Chief-Leader
October 19, 2015 5:30 pm

 

PBA Criticizes CCRB For Skipping Good News

By MARK TOOR

    
PATRICK LYNCH: Agency buried the good news.  

Patrolmen’s Benevolent Association President Patrick J. Lynch issued another broadside last week at one of his favorite targets, the Civilian Complaint Review Board, saying it had failed to emphasize that complaints filed against officers were down.

“Once again the CCRB has tipped its hand as an organization hell-bent on doing nothing more than justifying its own existence by failing to highlight the 19-percent reduction of allegations against police officers in their press release,” he said in a statement. “They are part of a political apparatus that has been systematically denigrating the reputation of a fine police department and its officers, and that must stop.”

A Waste of Money?

“The bottom line is that the small number of complaints generated by tens of thousands of police interactions each month makes us think that the money spent on CCRB is wasted and would be better spent on hiring more police officers,” he continued.

“Furthermore, their recommendations to use body cameras on those conducting home entries and for surveillance of police facilities goes well beyond the CCRB’s charter authority to serve as an ‘impartial’ investigative body, a role it has never fulfilled in the first place.”

Mr. Lynch was referring to a CCRB press release issued Oct. 14 on the day of its monthly public board meeting. The first paragraph said the agency was announcing its highest-ever substantiation rate—the percentage of misconduct complaints it found to be justified. That rate, for September, was 29 percent.

The release also described two evidence-gathering proposals on which the CCRB board was scheduled to vote that night. Both were approved.

One recommended that officers participating in a home entry be required to wear body cameras, noting that 23 percent of complaints of improper entries or searches did not have enough evidence for the board to determine wheth­er police activities were improper. Video would reduce the number of such cases, the agency said.

The second proposed that the Police Department install surveillance cameras in police facilities where people go to file crime or misconduct complaints or where prisoners are taken.

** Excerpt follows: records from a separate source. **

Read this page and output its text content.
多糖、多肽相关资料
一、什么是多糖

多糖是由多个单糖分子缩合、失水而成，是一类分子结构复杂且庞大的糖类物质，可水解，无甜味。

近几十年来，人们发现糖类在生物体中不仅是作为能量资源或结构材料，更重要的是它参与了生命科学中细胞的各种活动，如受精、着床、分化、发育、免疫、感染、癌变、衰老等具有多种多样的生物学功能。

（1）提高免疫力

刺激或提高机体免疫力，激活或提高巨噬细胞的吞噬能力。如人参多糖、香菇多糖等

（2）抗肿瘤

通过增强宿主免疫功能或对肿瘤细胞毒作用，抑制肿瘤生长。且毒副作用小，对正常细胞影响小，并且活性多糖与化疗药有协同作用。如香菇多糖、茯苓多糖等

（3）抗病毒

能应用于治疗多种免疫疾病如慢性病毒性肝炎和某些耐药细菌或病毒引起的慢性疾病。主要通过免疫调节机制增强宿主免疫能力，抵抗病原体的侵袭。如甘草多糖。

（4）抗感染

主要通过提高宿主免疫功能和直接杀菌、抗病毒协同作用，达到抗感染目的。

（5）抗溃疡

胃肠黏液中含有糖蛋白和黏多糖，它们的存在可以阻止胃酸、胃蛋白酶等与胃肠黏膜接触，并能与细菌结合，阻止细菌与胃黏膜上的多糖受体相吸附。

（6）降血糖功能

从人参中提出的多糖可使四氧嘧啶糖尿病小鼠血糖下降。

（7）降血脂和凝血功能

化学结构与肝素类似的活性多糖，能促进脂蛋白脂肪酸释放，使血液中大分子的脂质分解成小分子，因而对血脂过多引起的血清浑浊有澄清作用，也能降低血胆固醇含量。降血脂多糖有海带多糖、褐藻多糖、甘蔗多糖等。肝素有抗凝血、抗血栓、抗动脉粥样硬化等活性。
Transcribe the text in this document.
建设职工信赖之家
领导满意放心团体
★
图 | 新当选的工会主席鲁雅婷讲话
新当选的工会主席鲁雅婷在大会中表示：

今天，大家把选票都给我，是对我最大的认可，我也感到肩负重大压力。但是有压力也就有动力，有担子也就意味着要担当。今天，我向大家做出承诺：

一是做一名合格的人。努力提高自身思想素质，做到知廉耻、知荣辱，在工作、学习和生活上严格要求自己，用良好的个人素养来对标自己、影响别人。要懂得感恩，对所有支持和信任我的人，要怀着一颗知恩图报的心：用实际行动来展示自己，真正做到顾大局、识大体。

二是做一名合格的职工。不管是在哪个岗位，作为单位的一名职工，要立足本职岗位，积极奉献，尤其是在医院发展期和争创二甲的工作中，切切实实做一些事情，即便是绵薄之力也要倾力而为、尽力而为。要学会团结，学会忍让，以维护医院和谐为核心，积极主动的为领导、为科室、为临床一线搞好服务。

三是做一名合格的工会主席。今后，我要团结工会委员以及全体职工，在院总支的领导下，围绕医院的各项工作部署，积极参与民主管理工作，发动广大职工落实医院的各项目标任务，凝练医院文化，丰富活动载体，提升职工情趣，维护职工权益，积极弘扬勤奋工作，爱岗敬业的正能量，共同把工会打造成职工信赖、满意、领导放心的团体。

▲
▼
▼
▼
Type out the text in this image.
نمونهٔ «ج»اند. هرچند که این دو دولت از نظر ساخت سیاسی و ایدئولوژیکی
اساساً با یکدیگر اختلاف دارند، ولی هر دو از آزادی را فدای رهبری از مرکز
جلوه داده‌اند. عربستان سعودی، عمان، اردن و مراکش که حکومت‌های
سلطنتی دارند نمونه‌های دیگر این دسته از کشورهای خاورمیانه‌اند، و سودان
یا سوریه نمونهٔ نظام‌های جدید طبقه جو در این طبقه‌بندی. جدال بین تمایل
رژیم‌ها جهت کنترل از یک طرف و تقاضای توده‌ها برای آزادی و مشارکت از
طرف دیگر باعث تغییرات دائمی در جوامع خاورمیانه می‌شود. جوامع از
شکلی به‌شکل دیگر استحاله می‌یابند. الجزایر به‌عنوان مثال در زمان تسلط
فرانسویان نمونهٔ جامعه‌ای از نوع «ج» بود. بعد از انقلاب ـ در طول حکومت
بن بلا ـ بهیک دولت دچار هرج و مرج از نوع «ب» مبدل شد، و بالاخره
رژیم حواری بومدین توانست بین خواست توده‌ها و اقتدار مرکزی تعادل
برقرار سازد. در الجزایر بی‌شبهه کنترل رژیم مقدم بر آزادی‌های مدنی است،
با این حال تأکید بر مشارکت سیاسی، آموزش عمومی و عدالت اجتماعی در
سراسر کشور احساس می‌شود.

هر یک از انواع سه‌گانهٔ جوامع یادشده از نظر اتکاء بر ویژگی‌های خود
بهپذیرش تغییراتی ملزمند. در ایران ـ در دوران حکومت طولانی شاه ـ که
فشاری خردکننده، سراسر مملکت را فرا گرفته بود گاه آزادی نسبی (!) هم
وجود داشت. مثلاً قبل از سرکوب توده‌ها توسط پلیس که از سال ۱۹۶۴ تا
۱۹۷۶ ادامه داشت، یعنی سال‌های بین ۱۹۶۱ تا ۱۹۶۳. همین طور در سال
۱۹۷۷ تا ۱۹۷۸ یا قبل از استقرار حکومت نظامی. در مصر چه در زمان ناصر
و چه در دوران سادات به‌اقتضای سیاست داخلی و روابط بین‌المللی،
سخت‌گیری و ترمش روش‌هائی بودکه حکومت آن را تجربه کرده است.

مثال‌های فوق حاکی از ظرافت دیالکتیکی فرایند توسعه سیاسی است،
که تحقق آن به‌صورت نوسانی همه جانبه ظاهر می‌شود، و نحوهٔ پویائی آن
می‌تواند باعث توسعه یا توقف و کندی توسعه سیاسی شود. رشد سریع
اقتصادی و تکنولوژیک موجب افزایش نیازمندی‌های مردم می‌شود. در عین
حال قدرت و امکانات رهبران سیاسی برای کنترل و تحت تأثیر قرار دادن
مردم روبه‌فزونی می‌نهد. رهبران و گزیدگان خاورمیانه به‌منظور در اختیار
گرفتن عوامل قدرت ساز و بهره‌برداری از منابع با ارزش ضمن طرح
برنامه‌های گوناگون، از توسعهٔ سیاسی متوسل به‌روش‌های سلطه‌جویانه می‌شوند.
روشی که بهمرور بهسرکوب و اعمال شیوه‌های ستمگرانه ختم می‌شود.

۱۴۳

Eight percent of CCRB complaints dealt with occurrences at police stations.

‘It’s Good for Cops’

CCRB Chair Richard Emery responded to Mr. Lynch, “I am surprised that the PBA does not avidly embrace the measures recommended by the board at Wednesday’s meeting. These measures will benefit officers as much as the public by securing accurate evidence when allegations of misconduct are made. Better evidence means improved justice for all. Certainly the CCRB seeks that result. We hope the PBA does as well.

“We have noted the declining number of complaints at every public board meeting since July. Plus, when we issued our 2015 semi-annual report last month, the complaint drop was in the headline of the news release. The PBA should appreciate the transparency, impartiality and accountability associated with our public release of statistics and trends, wheth­er they are favorable to the Police Department or not.”

Police unions, particularly the PBA, have been critical of the CCRB since it was created in 1993. They contend that the board is biased against cops and are particularly annoyed that promotions and other career moves are put on hold during CCRB investigations that in some cases have dragged on for years.

Mr. Emery, who was appointed Chair in July 2014 by Mayor de Blasio, has worked to reduce the length of investigations and improve often-strained relations with the NYPD.